- The U.S Congress banking committee discusses the future of digital money and payments
- Former U.S Commodities and Futures Trading Commission (CFTC) chairman is among the witnesses set to present to the committee.
With over 32 bills on digital currencies and payment systems introduced in the 116th U.S Congress, these new technologies got yet another day in the lawmakers’ chambers. According to a remote hearing earlier today, the U.S Senate Committee on Banking, Housing, and Urban Affairs discussed the “Digitization of Money and Payments.”
Details released on the hearing put forward three witnesses who vouched for digital payments, stablecoins and presented the advantages of developing a digital dollar. The witnesses are Former CFTC chairman and Senior Counsel at Willkie Farr & Gallagher LLP, Christopher. J. Giancarlo, Paxos co-founder and CEO, Charles Cascarilla, and Professor of Law at Duke University, Prof. Nakita Q. Cuttino.
In his pre-written statement to the committee, Giancarlo urges that the development of new financial systems to push America into the 21st century. He focuses on the long settlement and bank transfer times, land titles issuance, and recent delays in distribution of the $2 trillion stimulus checks – some taking a month to reflect in citizen’s accounts.
To bring new technological solutions, Giancarlo, who launched the Digital Dollar Project, a non-profit organization aiming to digitize the greenback, will be explaining the need to have a digital USD. He further wrote:
“The United States must take a leadership role in this next wave of digital innovation or be prepared to accept that the innovation will incorporate the values of America’s global competitors.”
Cascarilla looks to focus on stablecoins, and the possible creation of a Fed-controlled digital token, a CBDC. Given the current challenges in the banking system, Charles believes the integration of stablecoins is critical to the U.S’ financial infrastructure and maintaining its position in global economics.

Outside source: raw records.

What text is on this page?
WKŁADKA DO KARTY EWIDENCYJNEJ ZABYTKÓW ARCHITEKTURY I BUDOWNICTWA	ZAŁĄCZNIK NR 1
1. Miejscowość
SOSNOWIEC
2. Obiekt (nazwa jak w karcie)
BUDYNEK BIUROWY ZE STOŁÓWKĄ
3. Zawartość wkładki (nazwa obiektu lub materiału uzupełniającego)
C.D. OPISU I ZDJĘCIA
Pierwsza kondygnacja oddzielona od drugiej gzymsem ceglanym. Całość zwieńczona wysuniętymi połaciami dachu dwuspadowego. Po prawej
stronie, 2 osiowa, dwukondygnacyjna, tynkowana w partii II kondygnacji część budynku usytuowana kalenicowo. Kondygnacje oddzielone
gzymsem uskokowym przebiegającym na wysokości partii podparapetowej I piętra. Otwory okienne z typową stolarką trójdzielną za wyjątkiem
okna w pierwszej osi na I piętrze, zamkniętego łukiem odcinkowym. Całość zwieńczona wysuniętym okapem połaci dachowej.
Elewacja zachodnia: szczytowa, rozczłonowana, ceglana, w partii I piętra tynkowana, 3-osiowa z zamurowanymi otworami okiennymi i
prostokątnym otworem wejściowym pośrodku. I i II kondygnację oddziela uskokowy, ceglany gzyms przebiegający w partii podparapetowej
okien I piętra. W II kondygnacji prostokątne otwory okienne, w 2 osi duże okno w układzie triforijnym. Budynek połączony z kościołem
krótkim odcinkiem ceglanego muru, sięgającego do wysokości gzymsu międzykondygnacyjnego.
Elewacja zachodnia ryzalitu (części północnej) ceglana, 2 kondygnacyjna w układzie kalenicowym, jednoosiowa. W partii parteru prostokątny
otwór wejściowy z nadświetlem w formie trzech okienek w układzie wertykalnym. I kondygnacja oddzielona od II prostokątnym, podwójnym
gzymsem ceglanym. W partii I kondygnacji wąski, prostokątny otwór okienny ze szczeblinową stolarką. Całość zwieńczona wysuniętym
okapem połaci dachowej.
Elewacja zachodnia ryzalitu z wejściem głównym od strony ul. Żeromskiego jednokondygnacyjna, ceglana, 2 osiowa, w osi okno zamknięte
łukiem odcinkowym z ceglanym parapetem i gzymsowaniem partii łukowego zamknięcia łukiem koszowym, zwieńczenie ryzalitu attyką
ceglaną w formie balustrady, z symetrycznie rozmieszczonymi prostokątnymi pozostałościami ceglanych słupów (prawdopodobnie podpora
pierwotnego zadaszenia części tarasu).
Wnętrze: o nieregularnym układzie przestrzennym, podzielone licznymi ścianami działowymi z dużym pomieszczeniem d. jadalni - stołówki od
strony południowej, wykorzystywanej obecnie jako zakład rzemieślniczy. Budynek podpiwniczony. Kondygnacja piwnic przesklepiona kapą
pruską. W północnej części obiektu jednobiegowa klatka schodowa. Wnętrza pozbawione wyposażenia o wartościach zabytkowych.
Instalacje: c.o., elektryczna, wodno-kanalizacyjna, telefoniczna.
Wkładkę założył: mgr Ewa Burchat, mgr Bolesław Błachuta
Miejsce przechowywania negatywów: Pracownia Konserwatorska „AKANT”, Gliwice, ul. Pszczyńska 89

He concluded his statement:
“Supporting growth and innovation with a US CBDC would facilitate the necessary upgrades to our financial infrastructure, reduce systemic risk, increase inclusion for all Americans and reinforce our values and the long-term position of the US dollar.”
According to Nikita’s statement, the development of digitized payment and money systems needs to focus on “the time and access frictions facing low-income Americans.” While digital payments streamline traditional banking, there are challenges still that obscure the countrywide adoption of these new technologies.
“Congress must critically review innovations like CBDCs and stablecoins to ensure novel forms do not belie true functions. In terms of financial inclusion, this means ensuring that promises of open access are achievable and ultimately achieved.”